El día anterior a poner el Belén había que ir a la playa a coger arena y piedrecitas, y al río Barbacana para coger de sus orillas las placas de musgo. Y cuando ya tenía todos los elementos necesarios para poner el Belén, con sus manos diestras y hábiles mi madre empezaba a hacer las montañas con papel y escayola, a colocar los corchos, a poner los espejos para el río y poco a poco ante nuestros ojos mientras estábamos alrededor de su falda colocaba en lo alto del Belén el castillo del Rey Herodes con sus soldados en la puerta.

Por otro lado colocaba el pueblo de Belén, con sus casitas de distinto tamaño: la posada, el pozo, las lavanderas en el río lavando, y en el centro de la consola ponían el Portal de Belén. Los pastores cuando ya estaba colocada la tierra los iba poniendo con los animales camino del portal para adorar al niño, y los tres reyes magos atravesando el puente. ¡Ay, amigos, qué recuerdos tan entrañables! Entonces mi madre nos decía: “haced los copitos de nieve con algodón, pero muy pequeñitos. El que los haga más pequeñitos es el que los coloca en el Belén. Y poned las piedrecitas en el borde del nacimiento para que no caiga la arena al suelo”.

Ya estaba todo preparado. Entonces colocaba el Sagrado Misterio: la Virgen, San José y el niño Jesús, y la mula y el buey calentando al niño en su cunita. Ya estaba todo completo. Pero entonces ella decía: “¡falta una cosa, a ver si la averiguais!”. Y entonces decíamos: “¡la estrella!” Y del fondo de la caja sacaba una gran estrella plateada y la ponía encima del portal y nos decía: “mirad, nunca deis la espalda a la estrella, pues si la seguís como la siguieron los tres reyes magos ella siempre os conducirá a Jesús”.
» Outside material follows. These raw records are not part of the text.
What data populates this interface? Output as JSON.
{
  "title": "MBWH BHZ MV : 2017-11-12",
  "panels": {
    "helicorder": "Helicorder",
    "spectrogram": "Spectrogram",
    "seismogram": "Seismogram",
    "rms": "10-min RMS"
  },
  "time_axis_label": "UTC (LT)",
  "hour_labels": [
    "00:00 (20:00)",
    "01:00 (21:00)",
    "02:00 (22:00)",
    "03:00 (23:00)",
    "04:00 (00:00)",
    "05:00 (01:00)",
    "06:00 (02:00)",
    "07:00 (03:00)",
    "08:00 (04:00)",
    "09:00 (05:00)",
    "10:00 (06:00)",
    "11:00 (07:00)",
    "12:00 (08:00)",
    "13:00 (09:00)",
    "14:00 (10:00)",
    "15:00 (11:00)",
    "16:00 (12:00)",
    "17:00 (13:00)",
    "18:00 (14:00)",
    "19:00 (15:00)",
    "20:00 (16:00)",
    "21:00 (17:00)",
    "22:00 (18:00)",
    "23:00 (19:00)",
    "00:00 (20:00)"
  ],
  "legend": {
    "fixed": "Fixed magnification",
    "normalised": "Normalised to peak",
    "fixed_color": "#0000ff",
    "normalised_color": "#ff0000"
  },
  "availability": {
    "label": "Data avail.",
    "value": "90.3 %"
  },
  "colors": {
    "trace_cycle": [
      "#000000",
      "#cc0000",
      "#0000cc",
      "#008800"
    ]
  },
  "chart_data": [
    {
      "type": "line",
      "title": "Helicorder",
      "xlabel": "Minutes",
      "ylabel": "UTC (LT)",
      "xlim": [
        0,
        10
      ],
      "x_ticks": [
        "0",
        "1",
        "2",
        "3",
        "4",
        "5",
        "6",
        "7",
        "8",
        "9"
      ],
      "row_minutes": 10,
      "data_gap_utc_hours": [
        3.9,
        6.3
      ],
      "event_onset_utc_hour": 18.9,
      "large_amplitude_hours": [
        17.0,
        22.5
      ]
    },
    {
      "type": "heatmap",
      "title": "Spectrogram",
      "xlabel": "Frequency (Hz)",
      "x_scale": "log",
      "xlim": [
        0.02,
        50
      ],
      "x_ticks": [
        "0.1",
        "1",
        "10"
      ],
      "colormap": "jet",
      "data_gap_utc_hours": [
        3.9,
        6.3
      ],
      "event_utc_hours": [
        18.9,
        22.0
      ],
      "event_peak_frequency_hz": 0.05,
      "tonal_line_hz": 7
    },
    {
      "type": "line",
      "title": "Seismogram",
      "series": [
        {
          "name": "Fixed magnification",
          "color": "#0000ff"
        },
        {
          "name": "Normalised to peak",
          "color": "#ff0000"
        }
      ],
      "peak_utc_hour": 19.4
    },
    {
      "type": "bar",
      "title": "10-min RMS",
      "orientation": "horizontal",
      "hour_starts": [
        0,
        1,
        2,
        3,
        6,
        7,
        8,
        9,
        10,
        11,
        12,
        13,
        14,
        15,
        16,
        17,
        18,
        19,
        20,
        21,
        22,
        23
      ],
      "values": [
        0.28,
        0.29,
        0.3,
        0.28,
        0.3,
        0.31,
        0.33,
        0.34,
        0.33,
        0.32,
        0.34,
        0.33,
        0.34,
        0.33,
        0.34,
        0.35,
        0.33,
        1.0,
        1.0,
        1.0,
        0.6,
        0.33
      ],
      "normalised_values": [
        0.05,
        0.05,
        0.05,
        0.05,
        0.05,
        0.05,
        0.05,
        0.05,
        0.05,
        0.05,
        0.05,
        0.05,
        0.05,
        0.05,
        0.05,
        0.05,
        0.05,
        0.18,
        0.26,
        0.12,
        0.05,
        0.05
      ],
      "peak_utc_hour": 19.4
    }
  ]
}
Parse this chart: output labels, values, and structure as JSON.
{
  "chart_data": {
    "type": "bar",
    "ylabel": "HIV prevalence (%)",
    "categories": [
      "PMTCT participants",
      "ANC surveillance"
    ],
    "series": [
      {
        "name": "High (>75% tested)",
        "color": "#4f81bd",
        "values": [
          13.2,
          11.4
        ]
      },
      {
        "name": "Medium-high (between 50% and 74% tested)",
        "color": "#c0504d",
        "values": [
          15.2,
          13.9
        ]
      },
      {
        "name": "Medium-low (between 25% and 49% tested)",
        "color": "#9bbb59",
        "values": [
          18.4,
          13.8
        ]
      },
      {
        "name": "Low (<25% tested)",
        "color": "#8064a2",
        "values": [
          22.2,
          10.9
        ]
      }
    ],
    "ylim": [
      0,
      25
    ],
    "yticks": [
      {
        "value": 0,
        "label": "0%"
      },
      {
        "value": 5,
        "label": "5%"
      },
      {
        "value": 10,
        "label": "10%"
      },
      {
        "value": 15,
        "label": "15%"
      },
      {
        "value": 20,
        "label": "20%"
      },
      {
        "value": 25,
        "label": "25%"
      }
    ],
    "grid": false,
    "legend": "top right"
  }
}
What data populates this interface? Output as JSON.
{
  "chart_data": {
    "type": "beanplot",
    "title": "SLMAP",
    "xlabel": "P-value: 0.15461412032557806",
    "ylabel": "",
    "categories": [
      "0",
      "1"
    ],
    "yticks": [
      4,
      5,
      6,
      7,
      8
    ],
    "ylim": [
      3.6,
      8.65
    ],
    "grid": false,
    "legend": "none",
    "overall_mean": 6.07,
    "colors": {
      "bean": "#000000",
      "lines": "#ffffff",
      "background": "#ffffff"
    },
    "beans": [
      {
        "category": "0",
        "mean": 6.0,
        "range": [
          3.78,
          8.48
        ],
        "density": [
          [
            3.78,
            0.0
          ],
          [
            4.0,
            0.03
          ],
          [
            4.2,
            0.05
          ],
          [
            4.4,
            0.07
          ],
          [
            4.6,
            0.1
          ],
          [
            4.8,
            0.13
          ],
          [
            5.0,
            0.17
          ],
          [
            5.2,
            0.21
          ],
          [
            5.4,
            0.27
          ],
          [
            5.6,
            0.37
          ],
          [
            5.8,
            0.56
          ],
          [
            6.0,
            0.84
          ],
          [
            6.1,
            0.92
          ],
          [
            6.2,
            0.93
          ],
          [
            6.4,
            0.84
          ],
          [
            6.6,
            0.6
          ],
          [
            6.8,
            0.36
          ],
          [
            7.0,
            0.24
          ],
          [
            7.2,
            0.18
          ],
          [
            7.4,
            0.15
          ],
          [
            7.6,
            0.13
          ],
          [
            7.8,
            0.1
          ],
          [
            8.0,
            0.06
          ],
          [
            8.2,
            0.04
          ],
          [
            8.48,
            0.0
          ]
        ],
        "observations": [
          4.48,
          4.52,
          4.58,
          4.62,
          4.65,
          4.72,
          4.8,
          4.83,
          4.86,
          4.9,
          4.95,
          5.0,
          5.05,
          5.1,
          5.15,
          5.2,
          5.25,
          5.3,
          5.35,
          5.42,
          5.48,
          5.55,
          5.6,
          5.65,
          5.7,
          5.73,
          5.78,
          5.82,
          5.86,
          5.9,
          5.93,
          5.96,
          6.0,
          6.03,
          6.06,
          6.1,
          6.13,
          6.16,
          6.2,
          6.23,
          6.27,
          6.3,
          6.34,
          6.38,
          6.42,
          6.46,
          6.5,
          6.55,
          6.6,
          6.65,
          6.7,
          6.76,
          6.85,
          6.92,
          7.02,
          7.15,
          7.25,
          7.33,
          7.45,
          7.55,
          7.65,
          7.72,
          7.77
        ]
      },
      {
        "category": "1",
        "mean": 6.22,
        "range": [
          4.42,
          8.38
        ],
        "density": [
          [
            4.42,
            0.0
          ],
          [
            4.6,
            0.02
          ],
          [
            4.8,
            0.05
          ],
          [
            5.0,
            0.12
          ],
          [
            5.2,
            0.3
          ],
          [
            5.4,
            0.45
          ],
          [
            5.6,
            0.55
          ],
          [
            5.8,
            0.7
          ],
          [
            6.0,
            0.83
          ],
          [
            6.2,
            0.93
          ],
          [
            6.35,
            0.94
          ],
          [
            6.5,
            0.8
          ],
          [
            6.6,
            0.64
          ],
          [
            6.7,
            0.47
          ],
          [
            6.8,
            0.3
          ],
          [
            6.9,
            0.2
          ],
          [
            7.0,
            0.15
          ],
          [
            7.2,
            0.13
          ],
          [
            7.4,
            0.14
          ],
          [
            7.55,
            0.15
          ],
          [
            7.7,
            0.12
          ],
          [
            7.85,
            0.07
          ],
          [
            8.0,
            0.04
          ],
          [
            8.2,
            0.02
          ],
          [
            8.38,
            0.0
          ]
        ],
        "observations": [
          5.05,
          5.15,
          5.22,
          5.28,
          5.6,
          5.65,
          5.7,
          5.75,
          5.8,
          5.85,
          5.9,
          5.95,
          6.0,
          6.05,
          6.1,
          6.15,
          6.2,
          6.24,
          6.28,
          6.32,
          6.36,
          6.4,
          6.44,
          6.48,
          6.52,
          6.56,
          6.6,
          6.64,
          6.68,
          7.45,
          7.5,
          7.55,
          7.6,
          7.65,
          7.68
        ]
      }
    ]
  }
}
Este amor por la navidad y por el Belén nos lo transmitió con tanta fe que nosotros hemos hecho lo mismo con nuestros hijos y siento la gran alegría de ver que ellos hacen las mismas cosas con los suyos. Amigos, no sé si antes de Navidad volveré a escribiros, pero por si no fuera así os deseo que tengáis una feliz navidad llena de amor, de paz y de concordia con todos los miembros de vuestra familia, y si sabéis de alguien que se siente solo, sed generosos y llevadle vuestro amor.

¡Feliz Navidad!

Con todo mi cariño os lo deseo, y nunca olvidéis que María Santísima es la Reina del Adviento y de la Navidad.